Greetings, my fellow port-swillers!

As promised below, last evening ol’ Robbo ran off the 1999 movie Topsy-Turvy.   I had not seen it before, and I must say that the Mothe’s recommendation was perfectly justified:  I’ve always liked movies about the Theatre (everything from The Dresser to Noises Off!);  The film manages to portray Victorian London with a bare minimum of post-modernist snark; the score is, of course, all G&S; and the star of the show is Jim Broadbent.  I mean, Jim Broadbent! Say no more!
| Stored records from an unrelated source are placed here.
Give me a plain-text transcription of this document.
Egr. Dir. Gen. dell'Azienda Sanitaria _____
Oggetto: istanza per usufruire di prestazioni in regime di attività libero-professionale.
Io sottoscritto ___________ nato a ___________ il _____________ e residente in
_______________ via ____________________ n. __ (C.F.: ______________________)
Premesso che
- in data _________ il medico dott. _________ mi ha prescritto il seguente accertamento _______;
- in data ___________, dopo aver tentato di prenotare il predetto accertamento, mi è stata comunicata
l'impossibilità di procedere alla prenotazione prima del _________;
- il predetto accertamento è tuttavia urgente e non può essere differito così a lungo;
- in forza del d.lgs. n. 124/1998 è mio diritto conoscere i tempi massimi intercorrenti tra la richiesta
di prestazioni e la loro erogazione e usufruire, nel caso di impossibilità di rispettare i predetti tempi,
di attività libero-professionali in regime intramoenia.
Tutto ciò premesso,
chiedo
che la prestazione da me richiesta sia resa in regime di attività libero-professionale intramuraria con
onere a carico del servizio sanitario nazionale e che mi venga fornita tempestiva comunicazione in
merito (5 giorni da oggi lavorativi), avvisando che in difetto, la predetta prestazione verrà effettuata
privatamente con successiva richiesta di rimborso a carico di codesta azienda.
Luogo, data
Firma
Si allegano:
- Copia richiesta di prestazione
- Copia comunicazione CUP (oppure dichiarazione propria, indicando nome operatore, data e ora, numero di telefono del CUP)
And most importantly, the movie presents the works of Gilbert and Sullivan the way they ought to be presented, namely straight.  These days, one can never (well, hardly ever) find a production in which the director is able to resist the urge to camp it up.  (The last production of Pirates I saw featured rubber chickens.)  This kind of archness is preposterous, presumptuous and puerile and does absolutely nothing to bring out the true humor and beauty of the pieces.  Mr. Gilbert was far funnier than you, I or any community-theatre tyro will ever be.  Best leave things up to him.

As to historickal accuracy, I am not really in a position to offer any intelligent observation.  The basic plot of the story is that Sullivan, after years of success working with Gilbert, has become burned out on Doyle-Carte productions and wants to write more serious musick.  He therefore goes off, leaving the company in the lurch.  Eventually, he agrees to come back if Gilbert can come up with Something Fresh by way of story line.  Then one day Gilbert, poking about a Japanese Exhibition, suddenly gets an inspiration.  The result is The Mikado.  Sullivan is delighted, gets back into the swing of things and all’s well that ends well.   I know that Sullivan spent a good bit of his professional career fretting about not being taken seriously, but I simply don’t know the details, or even if it came to the crisis portrayed in the movie.  Sullivan eventually did write one serious opera, but I’ve never heard it and really have no interest in so doing.  (BTW, Did you know that Sullivan also wrote “Onward Christian Soldiers” and “Rock of Ages”?)

I suppose my only criticism of the movie, and this may just be my fault in viewing it after a fairly heavy din-dins, is that I thought there ought to have been more explanation as to why Gilbert’s Mikado proposal changed Sullivan’s mind.  Was it the mere exoticism of the subject matter?  Was it an opportunity to explore new musickal paths heretofore not open? Was it something particular about Gilbert’s treatment of plot and characters?  Was it a combination?  Was it something else?  I just didn’t quite get the sense that the motivations behind Sullivan’s creative renaissance, which was really the climax of the story, were as fully aired as they might have been.

Oh, and one other thing struck me as odd in the film.  The producers felt it necessary to insert a screen caption explaining the fate of “Chinese” Gordon at Khartoum in 1885 just before a scene in which some of the theatre troupe are gossiping about it over oysters and stout.  (I thought this scene one of the few snarky bits in the film, only the snark was aimed not at Victorian “prudery” but instead at the British Imperial mindset.)  It’s a sad commentary on the state of modern “education” that such a footnote would be felt necessary.  On the other hand, as the disaster at Khartoum plays no direct bearing on the plot of the movie, it seems to me that the caption could have been skipped.  Inserting it gave an exaggerated weight to an otherwise throwaway line.

But never mind.  The singing and acting were wonderful across the board.  The stages and costumes were terrific.  And the story was funny, intelligent and sympathetic.  If you have even a passing interest in Gilbert & Sullivan, you’ll enjoy this movie.